Families of 37 fallen military members observed Hawaii’s first-ever Gold Star Mother’s Day on Sunday with a unique twist and some local flair.
They gathered for a remembrance ceremony at the base of the stark white monument that towers over the National Memorial Cemetery of the Pacific at Punchbowl before trekking up the large stairway to lay down the boots of their loved ones and place a 10-foot ti leaf lei at the foot of the Lady Columbia statue.
"Lady Columbia symbolizes all grieving mothers and overlooks this beautiful cemetery where our heroes rest at peace," said Michael Amarosa, director of family and morale, welfare and recreation programs for U.S. Army Garrison Hawaii, during opening remarks.
Gold Star Mother’s Day has been nationally recognized on the last Sunday in September since 1936 as a day to honor mothers who have lost sons and daughters in combat. The event takes its name from a service flag that families flew in their windows with blue stars on it for active-duty members serving in the military and gold stars for fallen members.
Lis Olsen, Army Community Service Outreach director and program manager for the Survivor Outreach Services Center at Fort Shafter, said she wanted Hawaii’s first Gold Star Mother’s Day ceremony to have a twist.
"There are many family members who are left out of that, so I’d like to say this is a remembrance and a ceremony to honor our soldiers, our fallen or our military but also to, at the same time, honor their families," said Olsen, who lost her son, Army Cpl. Toby Olsen, a 28-year-old Mililani High School graduate, when he was killed in Iraq in 2007.
Col. Daniel Whitney, commander of the garrison, echoed her sentiment in his guest speech.
"We honor all the Gold Star mothers, and we also honor all members of their Gold Star family," Whitney said. "The fathers and brothers and sisters, the aunts, the uncles, the cousins and, yes, the keiki.
"Lt. Gen. Rick Lynch said it best," he added, referring to the retired commander of III Corps in Texas. "‘If you want to know the cost of freedom, look into the eyes of the children of the fallen."
Nathan Johnson is one of those children.
"Mommy, the music stopped," the toddler said after "The Star-Spangled Banner" and "Hawaii Pono‘i" were sung. He waited impatiently to set his dad’s boots up by the statue.

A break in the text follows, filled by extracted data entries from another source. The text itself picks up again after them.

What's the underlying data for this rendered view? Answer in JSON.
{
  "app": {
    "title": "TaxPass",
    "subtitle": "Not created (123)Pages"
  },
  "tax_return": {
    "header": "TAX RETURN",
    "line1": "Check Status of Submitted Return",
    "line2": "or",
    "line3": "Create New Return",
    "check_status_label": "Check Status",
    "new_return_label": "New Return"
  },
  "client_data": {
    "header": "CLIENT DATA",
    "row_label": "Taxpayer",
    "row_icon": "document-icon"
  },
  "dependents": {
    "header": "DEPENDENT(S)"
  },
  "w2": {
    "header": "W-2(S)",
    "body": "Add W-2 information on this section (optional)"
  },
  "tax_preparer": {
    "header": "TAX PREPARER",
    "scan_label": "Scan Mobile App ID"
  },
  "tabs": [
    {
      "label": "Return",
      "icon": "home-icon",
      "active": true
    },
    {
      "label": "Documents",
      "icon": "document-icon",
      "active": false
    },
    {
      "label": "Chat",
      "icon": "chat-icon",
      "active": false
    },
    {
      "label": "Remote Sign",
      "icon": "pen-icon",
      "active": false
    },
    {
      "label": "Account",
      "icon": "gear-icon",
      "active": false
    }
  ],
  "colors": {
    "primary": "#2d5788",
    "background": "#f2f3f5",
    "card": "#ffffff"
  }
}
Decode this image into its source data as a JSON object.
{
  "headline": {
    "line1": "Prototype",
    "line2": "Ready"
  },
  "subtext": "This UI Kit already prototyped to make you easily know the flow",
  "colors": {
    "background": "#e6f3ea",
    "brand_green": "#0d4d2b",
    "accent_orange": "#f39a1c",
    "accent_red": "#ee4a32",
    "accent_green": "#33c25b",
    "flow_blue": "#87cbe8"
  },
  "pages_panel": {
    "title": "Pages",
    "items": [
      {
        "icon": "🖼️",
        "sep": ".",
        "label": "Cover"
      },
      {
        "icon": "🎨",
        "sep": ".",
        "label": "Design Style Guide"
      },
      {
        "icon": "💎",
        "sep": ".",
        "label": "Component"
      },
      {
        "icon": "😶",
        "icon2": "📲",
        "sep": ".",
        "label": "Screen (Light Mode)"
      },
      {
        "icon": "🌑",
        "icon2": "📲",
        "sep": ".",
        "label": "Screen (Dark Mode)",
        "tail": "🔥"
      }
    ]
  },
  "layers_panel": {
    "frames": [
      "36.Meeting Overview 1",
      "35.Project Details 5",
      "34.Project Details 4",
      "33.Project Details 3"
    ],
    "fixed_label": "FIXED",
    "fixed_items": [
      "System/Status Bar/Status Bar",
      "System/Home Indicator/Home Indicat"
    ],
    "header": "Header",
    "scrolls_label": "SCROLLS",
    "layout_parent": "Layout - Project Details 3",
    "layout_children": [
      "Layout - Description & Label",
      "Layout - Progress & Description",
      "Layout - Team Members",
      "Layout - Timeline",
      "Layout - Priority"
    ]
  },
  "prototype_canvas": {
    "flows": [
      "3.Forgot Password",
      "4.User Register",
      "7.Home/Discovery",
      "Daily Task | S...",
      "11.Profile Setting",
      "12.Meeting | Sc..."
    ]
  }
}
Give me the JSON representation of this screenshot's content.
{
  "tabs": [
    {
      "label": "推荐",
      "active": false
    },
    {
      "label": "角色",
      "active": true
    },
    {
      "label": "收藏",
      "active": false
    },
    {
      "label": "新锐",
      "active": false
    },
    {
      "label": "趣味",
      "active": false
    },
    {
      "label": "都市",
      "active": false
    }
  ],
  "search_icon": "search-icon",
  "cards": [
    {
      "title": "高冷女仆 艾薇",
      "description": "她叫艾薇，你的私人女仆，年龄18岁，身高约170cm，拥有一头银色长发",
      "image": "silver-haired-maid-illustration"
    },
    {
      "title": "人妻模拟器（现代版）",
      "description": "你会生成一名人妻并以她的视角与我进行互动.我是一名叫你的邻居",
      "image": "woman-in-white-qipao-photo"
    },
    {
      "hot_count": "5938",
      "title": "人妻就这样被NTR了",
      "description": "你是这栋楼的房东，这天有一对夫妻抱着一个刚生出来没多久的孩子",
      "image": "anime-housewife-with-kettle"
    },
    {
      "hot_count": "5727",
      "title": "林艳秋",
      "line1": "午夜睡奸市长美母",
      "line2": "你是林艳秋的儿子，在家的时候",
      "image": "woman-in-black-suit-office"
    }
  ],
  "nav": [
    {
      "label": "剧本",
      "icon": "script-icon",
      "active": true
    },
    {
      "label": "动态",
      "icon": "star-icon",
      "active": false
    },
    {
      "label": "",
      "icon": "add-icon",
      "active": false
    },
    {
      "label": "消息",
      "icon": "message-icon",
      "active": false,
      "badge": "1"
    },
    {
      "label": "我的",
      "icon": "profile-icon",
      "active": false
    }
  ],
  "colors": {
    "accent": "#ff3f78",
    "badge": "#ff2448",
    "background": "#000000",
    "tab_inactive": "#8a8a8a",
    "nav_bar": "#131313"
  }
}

Julie Johnson said her son, who turned 3 on Sept. 11, understands that his father is gone.
"Sometimes he forgets and other times he remembers, so it’s nice to have something like this where we can come and help him remember my husband and what’s going on in a more positive way," she said. "He handles it, I guess, just the way we do, but in a simpler fashion. He says sometimes, you know, ‘I’m angry.’ And sometimes he says he’s happy when he looks at Nick’s pictures. It’s really just like how we do, but in a simpler way."
Johnson lost her husband of nine years, Chief Warrant Officer 2 Nicholas S. Johnson, 27, of San Diego in April when the Black Hawk helicopter he was in crashed in southern Afghanistan.
"Today means for me that I can come out here with my son and just remember and honor my husband and his father," she said, "and be with the other families that lost someone."
Carmen and Ishmael Stagner said they enjoy events sponsored by the Survivor Outreach Services Center because it gives them a chance to comfort grieving families and deal with their own pain.
"We stay with this because, for us, we have three other sons and one daughter, and we have a whole bunch of grandkids," Ishmael Stagner said. "For many of these others that we have here, they lost the only daddy, they lost the only husband, they lost the only uncle, they lost the only son, they lost the only sister. And so as a result, when we meet with the younger ones especially, we try to put our arms around them and to hug them and tell them it’ll be better."
The Stagners lost their son, Staff Sgt. Brandon "Kekoa" Stagner, when he committed suicide in 2008 after serving 14 years and completing five deployments to Afghanistan and Iraq.
"These types of experiences are healing experiences because we all hurt," Ishmael Stagner said of the event. "It’s that brotherhood or that sisterhood or ohana-hood of hurt that brings us together, but also it’s an opportunity to heal."